Participation vs. quality of participation

A thought on the value of participation vs. quality of participation – this is where we need the idea of the common weal. Currently much success in civic education is measured in levels of participation – in a conversation with my advisor, she brought up some soon-to-be-published research that has been done by some folks in Madison. I am not remembering exactly what the research found, but it essentially pointed to the possibility that, though civic and political participation could be increasing among young people, it is occurring in ways that attenuate rather than encourage dialogue across ideological differences. People might participate, but they do so in an ideological rigid way. This leads to the question of what we really want from a program of civic education. Do we want participation in any form or do we want participation of a specific kind? For me, the answer is most certainly the latter, but this pushes us back to an old dilemma – how can a liberal state legitimately regulate the way in which people participate? Can the state demand discourse across ideological differences or is it bound to allow ideological 'siloing'. I believe there is a legitimate argument and it comes from the borders of liberal and republican thought. I have been focusing on Pettit of late and I see his work and the work of some liberals (e.g. Macedo) as working closer together than more traditional liberal and republican arguments have.
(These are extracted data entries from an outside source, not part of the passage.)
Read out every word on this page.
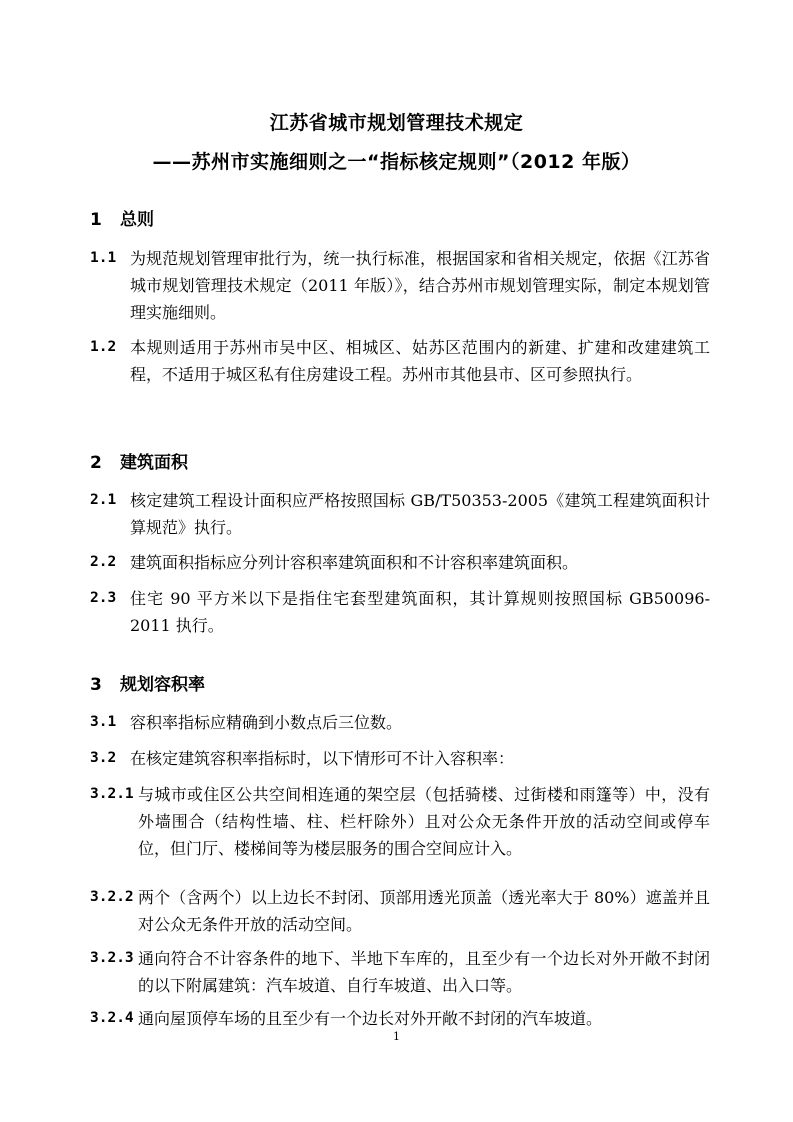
江苏省城市规划管理技术规定
——苏州市实施细则之一“指标核定规则”（2012 年版）
1 总则
1.1 为规范规划管理审批行为，统一执行标准，根据国家和省相关规定，依据《江苏省城市规划管理技术规定（2011 年版）》，结合苏州市规划管理实际，制定本规划管理实施细则。
1.2 本规则适用于苏州市吴中区、相城区、姑苏区范围内的新建、扩建和改建建筑工程，不适用于城区私有住房建设工程。苏州市其他县市、区可参照执行。
2 建筑面积
2.1 核定建筑工程设计面积应严格按照国标 GB/T50353-2005《建筑工程建筑面积计算规范》执行。
2.2 建筑面积指标应分列计容积率建筑面积和不计容积率建筑面积。
2.3 住宅 90 平方米以下是指住宅套型建筑面积，其计算规则按照国标 GB50096-2011 执行。
3 规划容积率
3.1 容积率指标应精确到小数点后三位数。
3.2 在核定建筑容积率指标时，以下情形可不计入容积率：
3.2.1 与城市或住区公共空间相连通的架空层（包括骑楼、过街楼和雨篷等）中，没有外墙围合（结构性墙、柱、栏杆除外）且对公众无条件开放的活动空间或停车位，但门厅、楼梯间等为楼层服务的围合空间应计入。
3.2.2 两个（含两个）以上边长不封闭、顶部用透光顶盖（透光率大于 80%）遮盖并且对公众无条件开放的活动空间。
3.2.3 通向符合不计容条件的地下、半地下车库的，且至少有一个边长对外开敞不封闭的以下附属建筑：汽车坡道、自行车坡道、出入口等。
3.2.4 通向屋顶停车场的且至少有一个边长对外开敞不封闭的汽车坡道。
1
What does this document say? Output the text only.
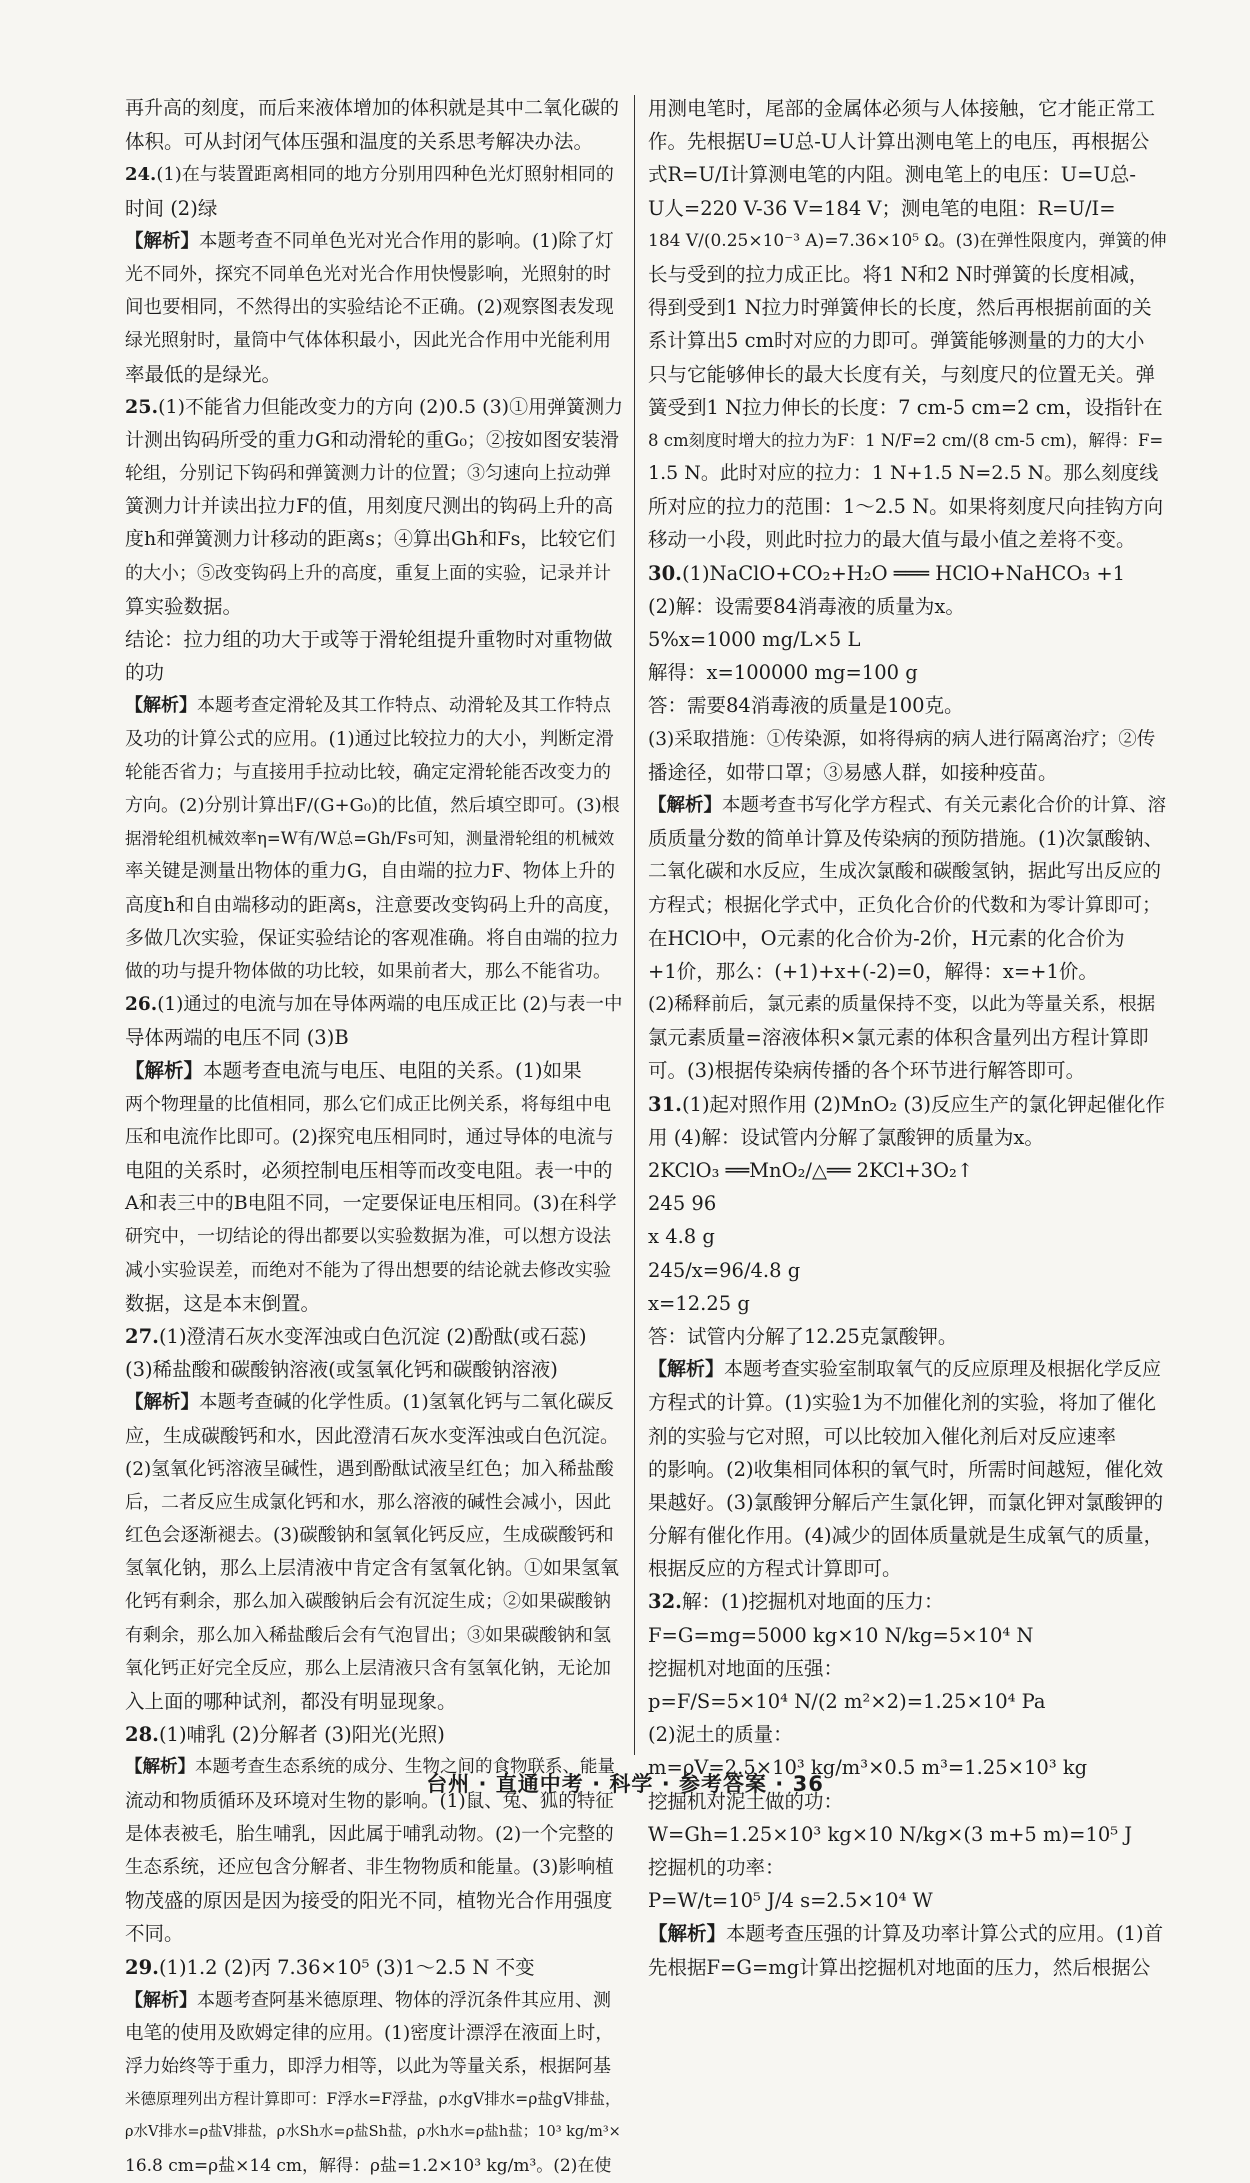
再升高的刻度，而后来液体增加的体积就是其中二氧化碳的
体积。可从封闭气体压强和温度的关系思考解决办法。
24.(1)在与装置距离相同的地方分别用四种色光灯照射相同的
时间 (2)绿
【解析】本题考查不同单色光对光合作用的影响。(1)除了灯
光不同外，探究不同单色光对光合作用快慢影响，光照射的时
间也要相同，不然得出的实验结论不正确。(2)观察图表发现
绿光照射时，量筒中气体体积最小，因此光合作用中光能利用
率最低的是绿光。
25.(1)不能省力但能改变力的方向 (2)0.5 (3)①用弹簧测力
计测出钩码所受的重力G和动滑轮的重G₀；②按如图安装滑
轮组，分别记下钩码和弹簧测力计的位置；③匀速向上拉动弹
簧测力计并读出拉力F的值，用刻度尺测出的钩码上升的高
度h和弹簧测力计移动的距离s；④算出Gh和Fs，比较它们
的大小；⑤改变钩码上升的高度，重复上面的实验，记录并计
算实验数据。
结论：拉力组的功大于或等于滑轮组提升重物时对重物做
的功
【解析】本题考查定滑轮及其工作特点、动滑轮及其工作特点
及功的计算公式的应用。(1)通过比较拉力的大小，判断定滑
轮能否省力；与直接用手拉动比较，确定定滑轮能否改变力的
方向。(2)分别计算出F/(G+G₀)的比值，然后填空即可。(3)根
据滑轮组机械效率η=W有/W总=Gh/Fs可知，测量滑轮组的机械效
率关键是测量出物体的重力G，自由端的拉力F、物体上升的
高度h和自由端移动的距离s，注意要改变钩码上升的高度，
多做几次实验，保证实验结论的客观准确。将自由端的拉力
做的功与提升物体做的功比较，如果前者大，那么不能省功。
26.(1)通过的电流与加在导体两端的电压成正比 (2)与表一中
导体两端的电压不同 (3)B
【解析】本题考查电流与电压、电阻的关系。(1)如果
两个物理量的比值相同，那么它们成正比例关系，将每组中电
压和电流作比即可。(2)探究电压相同时，通过导体的电流与
电阻的关系时，必须控制电压相等而改变电阻。表一中的
A和表三中的B电阻不同，一定要保证电压相同。(3)在科学
研究中，一切结论的得出都要以实验数据为准，可以想方设法
减小实验误差，而绝对不能为了得出想要的结论就去修改实验
数据，这是本末倒置。
27.(1)澄清石灰水变浑浊或白色沉淀 (2)酚酞(或石蕊)
(3)稀盐酸和碳酸钠溶液(或氢氧化钙和碳酸钠溶液)
【解析】本题考查碱的化学性质。(1)氢氧化钙与二氧化碳反
应，生成碳酸钙和水，因此澄清石灰水变浑浊或白色沉淀。
(2)氢氧化钙溶液呈碱性，遇到酚酞试液呈红色；加入稀盐酸
后，二者反应生成氯化钙和水，那么溶液的碱性会减小，因此
红色会逐渐褪去。(3)碳酸钠和氢氧化钙反应，生成碳酸钙和
氢氧化钠，那么上层清液中肯定含有氢氧化钠。①如果氢氧
化钙有剩余，那么加入碳酸钠后会有沉淀生成；②如果碳酸钠
有剩余，那么加入稀盐酸后会有气泡冒出；③如果碳酸钠和氢
氧化钙正好完全反应，那么上层清液只含有氢氧化钠，无论加
入上面的哪种试剂，都没有明显现象。
28.(1)哺乳 (2)分解者 (3)阳光(光照)
【解析】本题考查生态系统的成分、生物之间的食物联系、能量
流动和物质循环及环境对生物的影响。(1)鼠、兔、狐的特征
是体表被毛，胎生哺乳，因此属于哺乳动物。(2)一个完整的
生态系统，还应包含分解者、非生物物质和能量。(3)影响植
物茂盛的原因是因为接受的阳光不同，植物光合作用强度
不同。
29.(1)1.2 (2)丙 7.36×10⁵ (3)1～2.5 N 不变
【解析】本题考查阿基米德原理、物体的浮沉条件其应用、测
电笔的使用及欧姆定律的应用。(1)密度计漂浮在液面上时，
浮力始终等于重力，即浮力相等，以此为等量关系，根据阿基
米德原理列出方程计算即可：F浮水=F浮盐，ρ水gV排水=ρ盐gV排盐，
ρ水V排水=ρ盐V排盐，ρ水Sh水=ρ盐Sh盐，ρ水h水=ρ盐h盐；10³ kg/m³×
16.8 cm=ρ盐×14 cm，解得：ρ盐=1.2×10³ kg/m³。(2)在使
用测电笔时，尾部的金属体必须与人体接触，它才能正常工
作。先根据U=U总-U人计算出测电笔上的电压，再根据公
式R=U/I计算测电笔的内阻。测电笔上的电压：U=U总-
U人=220 V-36 V=184 V；测电笔的电阻：R=U/I=
184 V/(0.25×10⁻³ A)=7.36×10⁵ Ω。(3)在弹性限度内，弹簧的伸
长与受到的拉力成正比。将1 N和2 N时弹簧的长度相减，
得到受到1 N拉力时弹簧伸长的长度，然后再根据前面的关
系计算出5 cm时对应的力即可。弹簧能够测量的力的大小
只与它能够伸长的最大长度有关，与刻度尺的位置无关。弹
簧受到1 N拉力伸长的长度：7 cm-5 cm=2 cm，设指针在
8 cm刻度时增大的拉力为F：1 N/F=2 cm/(8 cm-5 cm)，解得：F=
1.5 N。此时对应的拉力：1 N+1.5 N=2.5 N。那么刻度线
所对应的拉力的范围：1～2.5 N。如果将刻度尺向挂钩方向
移动一小段，则此时拉力的最大值与最小值之差将不变。
30.(1)NaClO+CO₂+H₂O ═══ HClO+NaHCO₃ +1
(2)解：设需要84消毒液的质量为x。
5%x=1000 mg/L×5 L
解得：x=100000 mg=100 g
答：需要84消毒液的质量是100克。
(3)采取措施：①传染源，如将得病的病人进行隔离治疗；②传
播途径，如带口罩；③易感人群，如接种疫苗。
【解析】本题考查书写化学方程式、有关元素化合价的计算、溶
质质量分数的简单计算及传染病的预防措施。(1)次氯酸钠、
二氧化碳和水反应，生成次氯酸和碳酸氢钠，据此写出反应的
方程式；根据化学式中，正负化合价的代数和为零计算即可；
在HClO中，O元素的化合价为-2价，H元素的化合价为
+1价，那么：(+1)+x+(-2)=0，解得：x=+1价。
(2)稀释前后，氯元素的质量保持不变，以此为等量关系，根据
氯元素质量=溶液体积×氯元素的体积含量列出方程计算即
可。(3)根据传染病传播的各个环节进行解答即可。
31.(1)起对照作用 (2)MnO₂ (3)反应生产的氯化钾起催化作
用 (4)解：设试管内分解了氯酸钾的质量为x。
2KClO₃ ══MnO₂/△══ 2KCl+3O₂↑
245 96
x 4.8 g
245/x=96/4.8 g
x=12.25 g
答：试管内分解了12.25克氯酸钾。
【解析】本题考查实验室制取氧气的反应原理及根据化学反应
方程式的计算。(1)实验1为不加催化剂的实验，将加了催化
剂的实验与它对照，可以比较加入催化剂后对反应速率
的影响。(2)收集相同体积的氧气时，所需时间越短，催化效
果越好。(3)氯酸钾分解后产生氯化钾，而氯化钾对氯酸钾的
分解有催化作用。(4)减少的固体质量就是生成氧气的质量，
根据反应的方程式计算即可。
32.解：(1)挖掘机对地面的压力：
F=G=mg=5000 kg×10 N/kg=5×10⁴ N
挖掘机对地面的压强：
p=F/S=5×10⁴ N/(2 m²×2)=1.25×10⁴ Pa
(2)泥土的质量：
m=ρV=2.5×10³ kg/m³×0.5 m³=1.25×10³ kg
挖掘机对泥土做的功：
W=Gh=1.25×10³ kg×10 N/kg×(3 m+5 m)=10⁵ J
挖掘机的功率：
P=W/t=10⁵ J/4 s=2.5×10⁴ W
【解析】本题考查压强的计算及功率计算公式的应用。(1)首
先根据F=G=mg计算出挖掘机对地面的压力，然后根据公
台州 · 直通中考 · 科学 · 参考答案 · 36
Pettit focuses on freedom as non-domination, which means freedom from the possibility of arbitrary interference by others. This means that non-arbitrary interference is not a violation of freedom. Concerning non-arbitrary interference, he says “an act of interference will be non-arbitrary to the extent that it is forced to track the interests and ideas of the person suffering the interference” (p. 55). Now he recognizes that these interests may be in conflict, so the requirement is to track the “relevant” interests - “those that are shared in common with others” (p. 55). Now here is likely where the good liberals will raise their hackles, for who decides what is a relevant interest – this is where unacceptable state regulation can slip in. Putting that concern aside for a moment, there really is something here – to defend a civic education that goes beyond a simple emphasis on participation we must show that it is a part of this set of relevant interests. I'll leave working that out until later, but I do want to make one suggestion that this need for ideological interaction might sit even deeper in the republican mechanism as a required element in the procedural structure required to determine what interests are shared in common with others – we must be able to interact with other ideological positions in order to better understand those positions and determine the relevant interests of the polity.